Война была в этих условиях бессмысленна и бесцельна. Ты мог как угодно проклинать и отрицать войну, но в предвидении завтрашней операции ты, как заместитель командира полка, обязан был заслать ночную разведку в неприятельский тыл, отрядить конный разъезд добровольцев-охотников.
Такая вот разведка и унесла Никодима...
Они явились в штаб полка, трое младших офицеров, любимцев Миронова, готовых пойти в ночной поиск и повести за собой казаков. Стояли навытяжку: сотник Петр Алаев, вяловатый в движениях, из бывших учителей, в бою не столько умный, сколько изворотливый, говорун и «политик», умеющий польстить казакам, но не очень пекущийся о них в деле и оттого опасный в минуту выбора... Он стоял слева, и в нем боролись чувства отваги и долга с чувством усталости и тоски, сознанием возможной бесплодности самого поиска.
Справа – Николай Степанятов, тоже молодой, но уже заматеревший в строевой службе казак, недавно получивший чин подхорунжего за храбрость, полный георгиевский кавалер, с тяжелым и решительным взглядом черных глаз, в которых жила врожденная отвага, готовность идти хоть к черту на рога, не оглядываясь, очертя голову. Сжигаемый воинским честолюбием и преданностью командиру, Степанятов готов был в поиск не столько по охоте, сколько по привычке выполнить приказ и даже умереть.

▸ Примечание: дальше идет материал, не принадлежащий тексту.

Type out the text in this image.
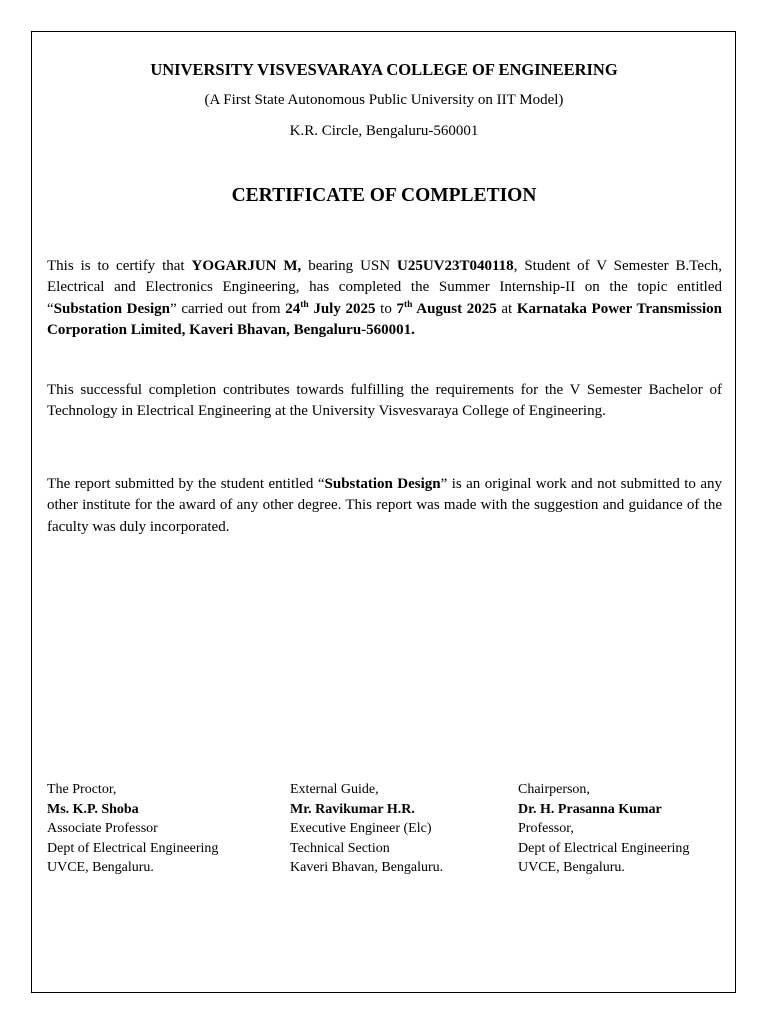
UNIVERSITY VISVESVARAYA COLLEGE OF ENGINEERING
(A First State Autonomous Public University on IIT Model)
K.R. Circle, Bengaluru-560001
CERTIFICATE OF COMPLETION
This is to certify that YOGARJUN M, bearing USN U25UV23T040118, Student of V Semester B.Tech, Electrical and Electronics Engineering, has completed the Summer Internship-II on the topic entitled “Substation Design” carried out from 24th July 2025 to 7th August 2025 at Karnataka Power Transmission Corporation Limited, Kaveri Bhavan, Bengaluru-560001.
This successful completion contributes towards fulfilling the requirements for the V Semester Bachelor of Technology in Electrical Engineering at the University Visvesvaraya College of Engineering.
The report submitted by the student entitled “Substation Design” is an original work and not submitted to any other institute for the award of any other degree. This report was made with the suggestion and guidance of the faculty was duly incorporated.
The Proctor,
Ms. K.P. Shoba
Associate Professor
Dept of Electrical Engineering
UVCE, Bengaluru.
External Guide,
Mr. Ravikumar H.R.
Executive Engineer (Elc)
Technical Section
Kaveri Bhavan, Bengaluru.
Chairperson,
Dr. H. Prasanna Kumar
Professor,
Dept of Electrical Engineering
UVCE, Bengaluru.
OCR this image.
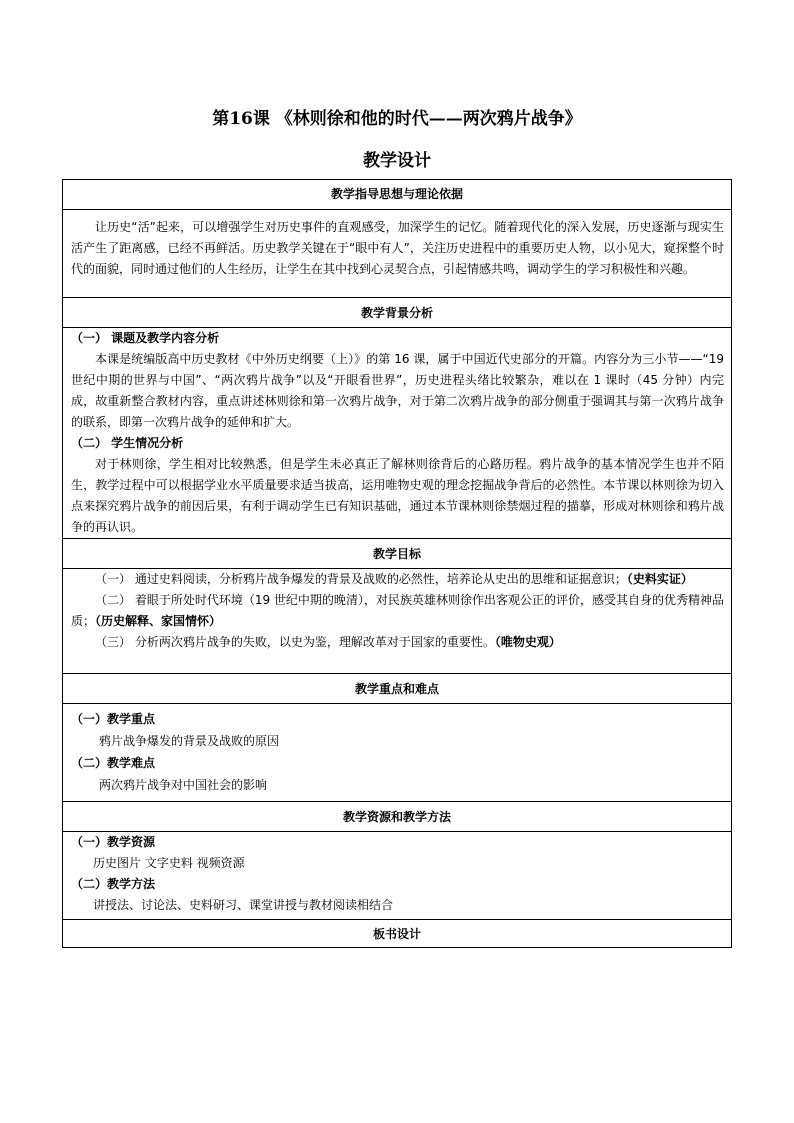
第16课 《林则徐和他的时代——两次鸦片战争》
教学设计
教学指导思想与理论依据

让历史“活”起来，可以增强学生对历史事件的直观感受，加深学生的记忆。随着现代化的深入发展，历史逐渐与现实生活产生了距离感，已经不再鲜活。历史教学关键在于“眼中有人”，关注历史进程中的重要历史人物，以小见大，窥探整个时代的面貌，同时通过他们的人生经历，让学生在其中找到心灵契合点，引起情感共鸣，调动学生的学习积极性和兴趣。

教学背景分析

（一） 课题及教学内容分析

本课是统编版高中历史教材《中外历史纲要（上）》的第 16 课，属于中国近代史部分的开篇。内容分为三小节——“19 世纪中期的世界与中国”、“两次鸦片战争”以及“开眼看世界”，历史进程头绪比较繁杂，难以在 1 课时（45 分钟）内完成，故重新整合教材内容，重点讲述林则徐和第一次鸦片战争，对于第二次鸦片战争的部分侧重于强调其与第一次鸦片战争的联系，即第一次鸦片战争的延伸和扩大。

（二） 学生情况分析

对于林则徐，学生相对比较熟悉，但是学生未必真正了解林则徐背后的心路历程。鸦片战争的基本情况学生也并不陌生，教学过程中可以根据学业水平质量要求适当拔高，运用唯物史观的理念挖掘战争背后的必然性。本节课以林则徐为切入点来探究鸦片战争的前因后果，有利于调动学生已有知识基础，通过本节课林则徐禁烟过程的描摹，形成对林则徐和鸦片战争的再认识。

教学目标

（一） 通过史料阅读，分析鸦片战争爆发的背景及战败的必然性，培养论从史出的思维和证据意识；（史料实证）

（二） 着眼于所处时代环境（19 世纪中期的晚清），对民族英雄林则徐作出客观公正的评价，感受其自身的优秀精神品质；（历史解释、家国情怀）

（三） 分析两次鸦片战争的失败，以史为鉴，理解改革对于国家的重要性。（唯物史观）

教学重点和难点

（一）教学重点

鸦片战争爆发的背景及战败的原因

（二）教学难点

两次鸦片战争对中国社会的影响

教学资源和教学方法

（一）教学资源

历史图片 文字史料 视频资源

（二）教学方法

讲授法、讨论法、史料研习、课堂讲授与教材阅读相结合

板书设计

И посреди них, плечо в плечо, стоял Никодим, родной сын Миронова, чуть небрежно глядя перед собой, и в глазах его была та самая ранняя, озорная, гордая сметка, которой он более всего походил на отца и благодаря которой в свои восемнадцать лет носил уже два серебряных Георгия в петлице, был баловнем и любимцем своих казаков. Он был весь в отца и думал, верно, что и ему светит в жизни та же неизменная воинская удача, что до сих пор светила отцу. Он хорошо знал и главный отцовский завет: «Сделай дело чисто, победи и – спаси казаков от лишней крови. Тогда тебе почет, и слава, и доверие подчиненных, которое само по себе все и решает в опасную минуту».